Mount Pearl, Newfoundland and Labrador-based singer-songwriter Jenny Mallard has always loved performing. She describes it as her first love.
When she was five years old, she gave her first-ever performance: singing Christmas songs for her kindergarten class. Fast-forward to now. She has performed hundreds of gigs, won an East Coast Music Award for her song “I Want You” and in 2022, released her first album, Into the Deep.
Mallard, a country folk-pop artist, describes her career as escalating quickly after she graduated from university, where she studied business.
“The itch to do what you really want to do typically doesn’t go away. I always knew that my passion was music,” says Mallard. “The little voice in your head saying that you should do it just gets louder. I think listening to that voice is always rewarding.”
Vulnerability is key
For Mallard, vulnerability is a key aspect of her music. “Listen to My Voice”, a song on Into the Deep, is about going through a depressive episode — she wrote the lyrics as the words she needed to hear while struggling. While it used to take a lot out of her to play her deeply personal songs, she has come to realize they are the ones that her audience identifies most deeply with — the more vulnerable her music, the more she is making connections with her audience, which she thinks is the whole purpose of any sort of artist.
“I’m sharing a piece of me every time I sing,” says Mallard.
Because of the amount of hostility most people with an online presence have to endure, something that surprised Mallard is how little hate she gets. While she acknowledges part of the reason could be her audience is fairly small, she attributes most of it to her authenticity.
She was wary at first about being so open, but found it allowed people to cherish her music more. She suspects the truth of her music and lyrics allows people to view her as real of a person as possible.

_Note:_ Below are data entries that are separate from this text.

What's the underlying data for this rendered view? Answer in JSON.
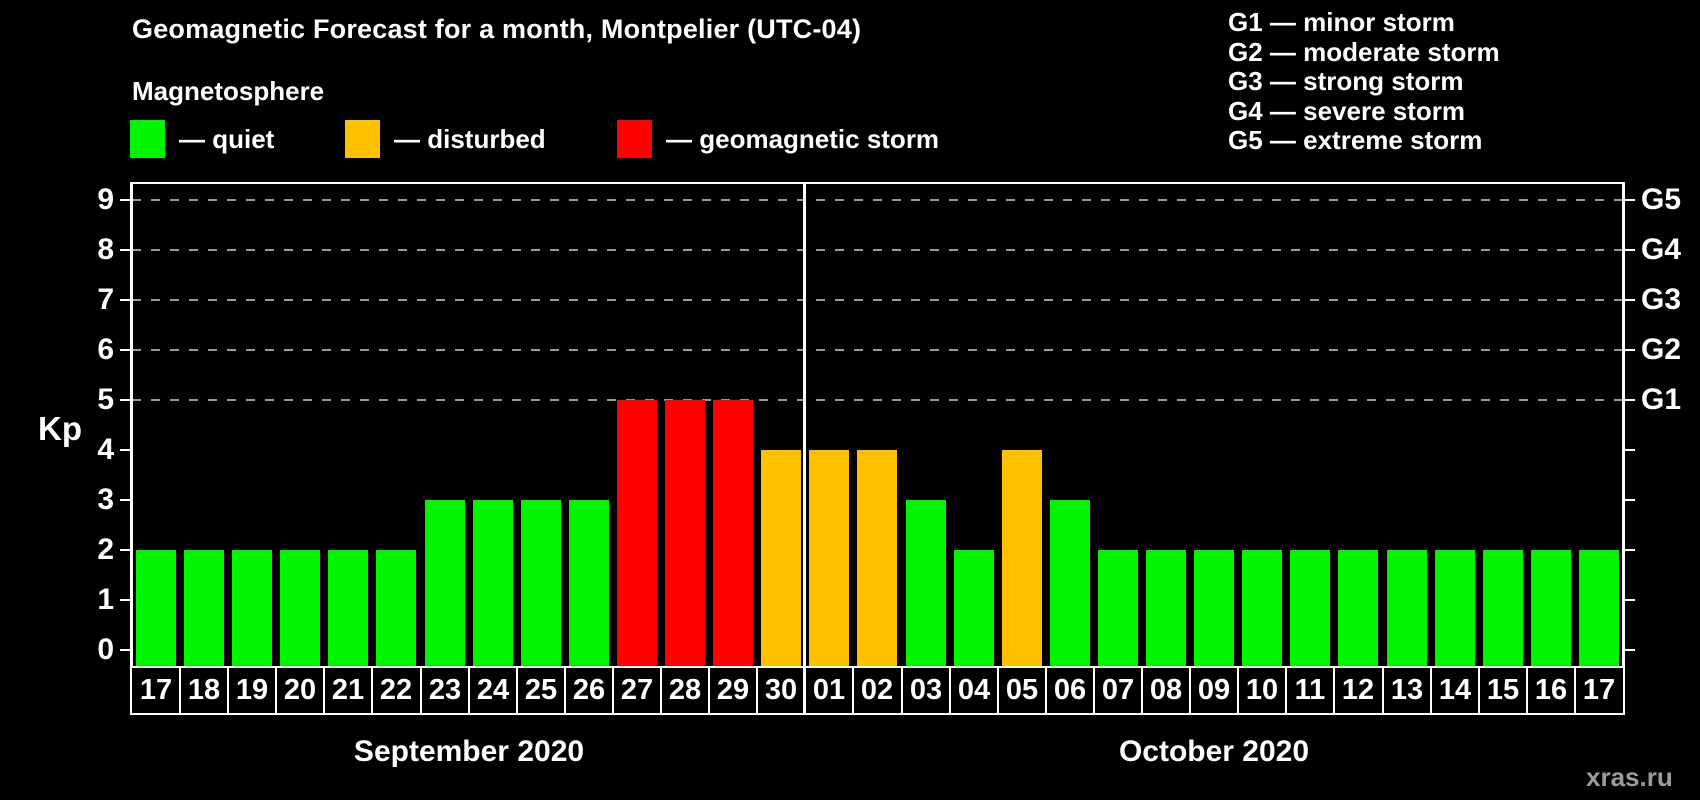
{
  "title": "Geomagnetic Forecast for a month, Montpelier (UTC-04)",
  "subtitle": "Magnetosphere",
  "legend": {
    "items": [
      {
        "status": "quiet",
        "color": "#00f400",
        "label": "— quiet"
      },
      {
        "status": "disturbed",
        "color": "#ffc000",
        "label": "— disturbed"
      },
      {
        "status": "storm",
        "color": "#ff0000",
        "label": "— geomagnetic storm"
      }
    ]
  },
  "g_legend": [
    "G1 — minor storm",
    "G2 — moderate storm",
    "G3 — strong storm",
    "G4 — severe storm",
    "G5 — extreme storm"
  ],
  "watermark": "xras.ru",
  "chart_data": {
    "type": "bar",
    "title": "Geomagnetic Forecast for a month, Montpelier (UTC-04)",
    "ylabel": "Kp",
    "ylim": [
      0,
      9
    ],
    "yticks": [
      0,
      1,
      2,
      3,
      4,
      5,
      6,
      7,
      8,
      9
    ],
    "gridlines_at": [
      5,
      6,
      7,
      8,
      9
    ],
    "grid": "dashed-gray",
    "legend_position": "top",
    "right_axis_labels": [
      {
        "value": 5,
        "label": "G1"
      },
      {
        "value": 6,
        "label": "G2"
      },
      {
        "value": 7,
        "label": "G3"
      },
      {
        "value": 8,
        "label": "G4"
      },
      {
        "value": 9,
        "label": "G5"
      }
    ],
    "colors": {
      "quiet": "#00f400",
      "disturbed": "#ffc000",
      "storm": "#ff0000"
    },
    "months": [
      {
        "label": "September 2020",
        "start_index": 0,
        "days": 14
      },
      {
        "label": "October 2020",
        "start_index": 14,
        "days": 17
      }
    ],
    "bars": [
      {
        "day": "17",
        "value": 2,
        "status": "quiet"
      },
      {
        "day": "18",
        "value": 2,
        "status": "quiet"
      },
      {
        "day": "19",
        "value": 2,
        "status": "quiet"
      },
      {
        "day": "20",
        "value": 2,
        "status": "quiet"
      },
      {
        "day": "21",
        "value": 2,
        "status": "quiet"
      },
      {
        "day": "22",
        "value": 2,
        "status": "quiet"
      },
      {
        "day": "23",
        "value": 3,
        "status": "quiet"
      },
      {
        "day": "24",
        "value": 3,
        "status": "quiet"
      },
      {
        "day": "25",
        "value": 3,
        "status": "quiet"
      },
      {
        "day": "26",
        "value": 3,
        "status": "quiet"
      },
      {
        "day": "27",
        "value": 5,
        "status": "storm"
      },
      {
        "day": "28",
        "value": 5,
        "status": "storm"
      },
      {
        "day": "29",
        "value": 5,
        "status": "storm"
      },
      {
        "day": "30",
        "value": 4,
        "status": "disturbed"
      },
      {
        "day": "01",
        "value": 4,
        "status": "disturbed"
      },
      {
        "day": "02",
        "value": 4,
        "status": "disturbed"
      },
      {
        "day": "03",
        "value": 3,
        "status": "quiet"
      },
      {
        "day": "04",
        "value": 2,
        "status": "quiet"
      },
      {
        "day": "05",
        "value": 4,
        "status": "disturbed"
      },
      {
        "day": "06",
        "value": 3,
        "status": "quiet"
      },
      {
        "day": "07",
        "value": 2,
        "status": "quiet"
      },
      {
        "day": "08",
        "value": 2,
        "status": "quiet"
      },
      {
        "day": "09",
        "value": 2,
        "status": "quiet"
      },
      {
        "day": "10",
        "value": 2,
        "status": "quiet"
      },
      {
        "day": "11",
        "value": 2,
        "status": "quiet"
      },
      {
        "day": "12",
        "value": 2,
        "status": "quiet"
      },
      {
        "day": "13",
        "value": 2,
        "status": "quiet"
      },
      {
        "day": "14",
        "value": 2,
        "status": "quiet"
      },
      {
        "day": "15",
        "value": 2,
        "status": "quiet"
      },
      {
        "day": "16",
        "value": 2,
        "status": "quiet"
      },
      {
        "day": "17",
        "value": 2,
        "status": "quiet"
      }
    ]
  }
}
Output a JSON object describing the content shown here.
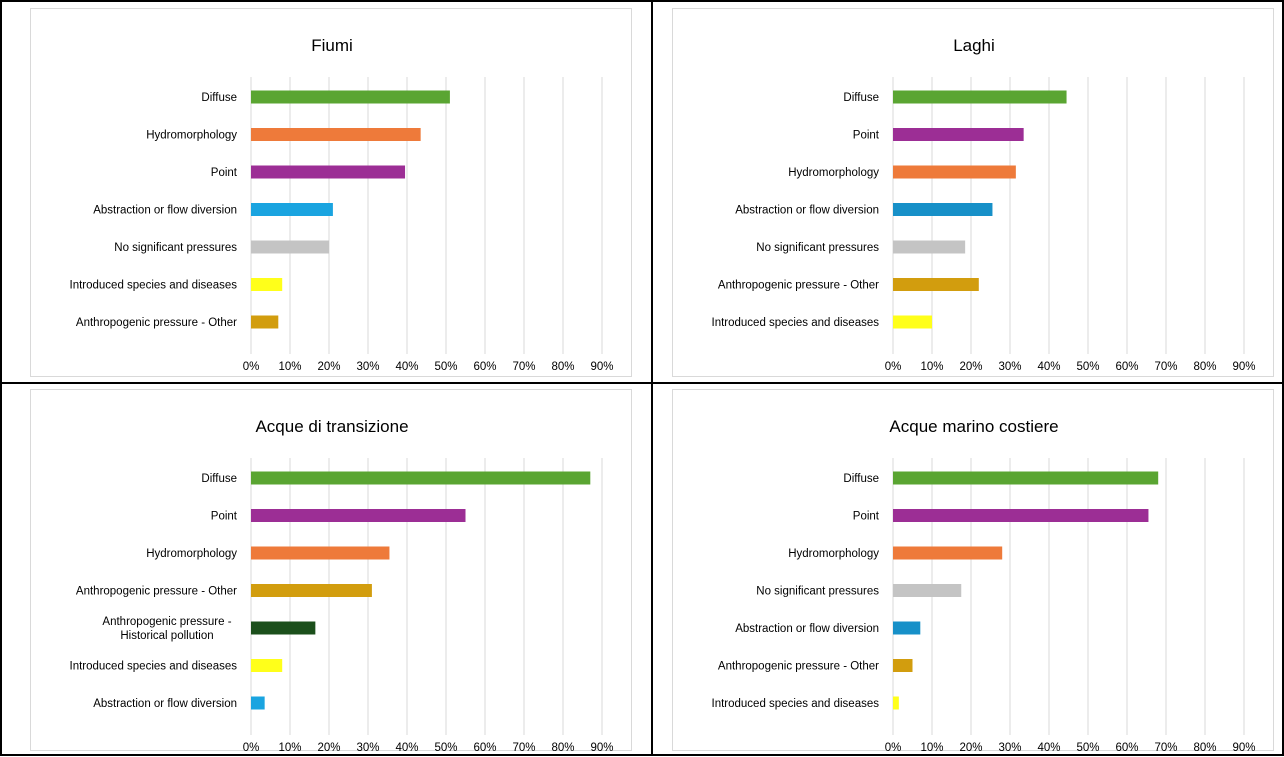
{
  "colors": {
    "diffuse": "#5aa532",
    "hydromorphology": "#ee7a3a",
    "point": "#9c2e95",
    "abstraction": "#1aa4e0",
    "abstraction_dark": "#1790c8",
    "no_significant": "#c4c4c4",
    "introduced": "#ffff1a",
    "anthropogenic_other": "#d29d0e",
    "historical": "#1b4f1b",
    "grid": "#d9d9d9",
    "text": "#000000"
  },
  "chart_data": [
    {
      "type": "bar",
      "orientation": "horizontal",
      "title": "Fiumi",
      "categories": [
        "Diffuse",
        "Hydromorphology",
        "Point",
        "Abstraction or flow diversion",
        "No significant pressures",
        "Introduced species and diseases",
        "Anthropogenic pressure - Other"
      ],
      "values": [
        51,
        43.5,
        39.5,
        21,
        20,
        8,
        7
      ],
      "colors": [
        "diffuse",
        "hydromorphology",
        "point",
        "abstraction",
        "no_significant",
        "introduced",
        "anthropogenic_other"
      ],
      "xticks": [
        "0%",
        "10%",
        "20%",
        "30%",
        "40%",
        "50%",
        "60%",
        "70%",
        "80%",
        "90%"
      ],
      "xlim": [
        0,
        90
      ],
      "grid": true
    },
    {
      "type": "bar",
      "orientation": "horizontal",
      "title": "Laghi",
      "categories": [
        "Diffuse",
        "Point",
        "Hydromorphology",
        "Abstraction or flow diversion",
        "No significant pressures",
        "Anthropogenic pressure - Other",
        "Introduced species and diseases"
      ],
      "values": [
        44.5,
        33.5,
        31.5,
        25.5,
        18.5,
        22,
        10
      ],
      "colors": [
        "diffuse",
        "point",
        "hydromorphology",
        "abstraction_dark",
        "no_significant",
        "anthropogenic_other",
        "introduced"
      ],
      "xticks": [
        "0%",
        "10%",
        "20%",
        "30%",
        "40%",
        "50%",
        "60%",
        "70%",
        "80%",
        "90%"
      ],
      "xlim": [
        0,
        90
      ],
      "grid": true
    },
    {
      "type": "bar",
      "orientation": "horizontal",
      "title": "Acque di transizione",
      "categories": [
        "Diffuse",
        "Point",
        "Hydromorphology",
        "Anthropogenic pressure - Other",
        [
          "Anthropogenic pressure -",
          "Historical pollution"
        ],
        "Introduced species and diseases",
        "Abstraction or flow diversion"
      ],
      "values": [
        87,
        55,
        35.5,
        31,
        16.5,
        8,
        3.5
      ],
      "colors": [
        "diffuse",
        "point",
        "hydromorphology",
        "anthropogenic_other",
        "historical",
        "introduced",
        "abstraction"
      ],
      "xticks": [
        "0%",
        "10%",
        "20%",
        "30%",
        "40%",
        "50%",
        "60%",
        "70%",
        "80%",
        "90%"
      ],
      "xlim": [
        0,
        90
      ],
      "grid": true
    },
    {
      "type": "bar",
      "orientation": "horizontal",
      "title": "Acque marino costiere",
      "categories": [
        "Diffuse",
        "Point",
        "Hydromorphology",
        "No significant pressures",
        "Abstraction or flow diversion",
        "Anthropogenic pressure - Other",
        "Introduced species and diseases"
      ],
      "values": [
        68,
        65.5,
        28,
        17.5,
        7,
        5,
        1.5
      ],
      "colors": [
        "diffuse",
        "point",
        "hydromorphology",
        "no_significant",
        "abstraction_dark",
        "anthropogenic_other",
        "introduced"
      ],
      "xticks": [
        "0%",
        "10%",
        "20%",
        "30%",
        "40%",
        "50%",
        "60%",
        "70%",
        "80%",
        "90%"
      ],
      "xlim": [
        0,
        90
      ],
      "grid": true
    }
  ]
}
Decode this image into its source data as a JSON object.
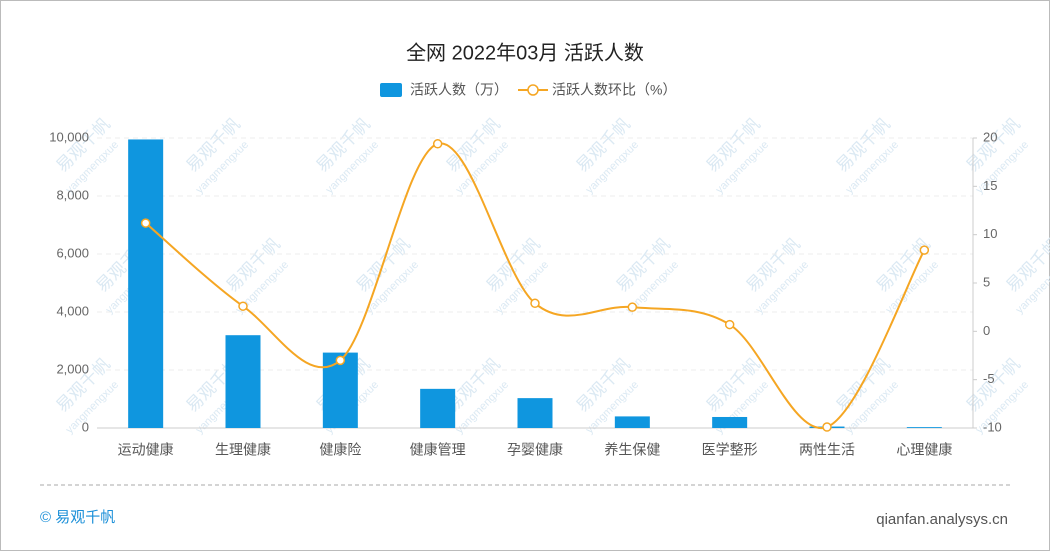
{
  "chart_data": {
    "type": "bar-line",
    "title": "全网 2022年03月 活跃人数",
    "categories": [
      "运动健康",
      "生理健康",
      "健康险",
      "健康管理",
      "孕婴健康",
      "养生保健",
      "医学整形",
      "两性生活",
      "心理健康"
    ],
    "series": [
      {
        "name": "活跃人数（万）",
        "type": "bar",
        "color": "#0f96df",
        "values": [
          9950,
          3200,
          2600,
          1350,
          1030,
          400,
          380,
          50,
          30
        ]
      },
      {
        "name": "活跃人数环比（%）",
        "type": "line",
        "axis": "y2",
        "color": "#f5a623",
        "values": [
          11.2,
          2.6,
          -3.0,
          19.4,
          2.9,
          2.5,
          0.7,
          -9.9,
          8.4
        ]
      }
    ],
    "ylim": [
      0,
      10000
    ],
    "yticks": [
      0,
      {
        "value": 2000,
        "label": "2,000"
      },
      {
        "value": 4000,
        "label": "4,000"
      },
      {
        "value": 6000,
        "label": "6,000"
      },
      {
        "value": 8000,
        "label": "8,000"
      },
      {
        "value": 10000,
        "label": "10,000"
      }
    ],
    "y2lim": [
      -10,
      20
    ],
    "y2ticks": [
      -10,
      -5,
      0,
      5,
      10,
      15,
      20
    ],
    "grid": true,
    "legend": "top",
    "watermark": [
      "易观千帆",
      "yangmengxue"
    ],
    "footer_left": "© 易观千帆",
    "footer_right": "qianfan.analysys.cn"
  }
}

Being open about mental illness
Mallard is open about her struggles with bipolar disorder and depression. After shows, audience members will often approach her, telling her they feel more connected with her music once she has shared that part of herself.
She takes pride in being a trailblazer for mental health advocacy, believing if she’s vocal about her mental illnesses, then others will begin to be too. She describes her bipolar disorder as her superpower, a mindset she has come to adopt through lots of work and therapy. It’s her superpower because, since she can feel emotions strongly and voice them well, she is able to create beautiful art with deep and relatable meaning.
However, this skill can also be a challenge. She has to be in a specific mindset when writing, either feeling really good or really bad in order to get into the flow of creativity. On an average day, it can be challenging to tap into her songwriting talent.
Staying true to oneself
Mallard learned the hard way not all advice should be taken to heart, especially if it doesn’t feel true. When she was a teenager, she took part in a singing competition and had the opportunity to consult beforehand with the organizer, a well-known industry professional.
She played him some of her original songs. He called them “okay,” advising her to instead sing an Amy Winehouse cover. Looking back on that moment, Mallard knows that something in her gut told her that wasn’t a good idea, but she took his advice. Sure enough, she didn’t make it past the first round. Someone else who had sung an original song did.
For Mallard, this was a powerful lesson. She recognizes lots of advice can be worth taking but advises it should be evaluated from your own perspective to see if it aligns with your values
“If you’re being your authentic self, if you believe in your music and you believe in yourself, then people will resonate with that.”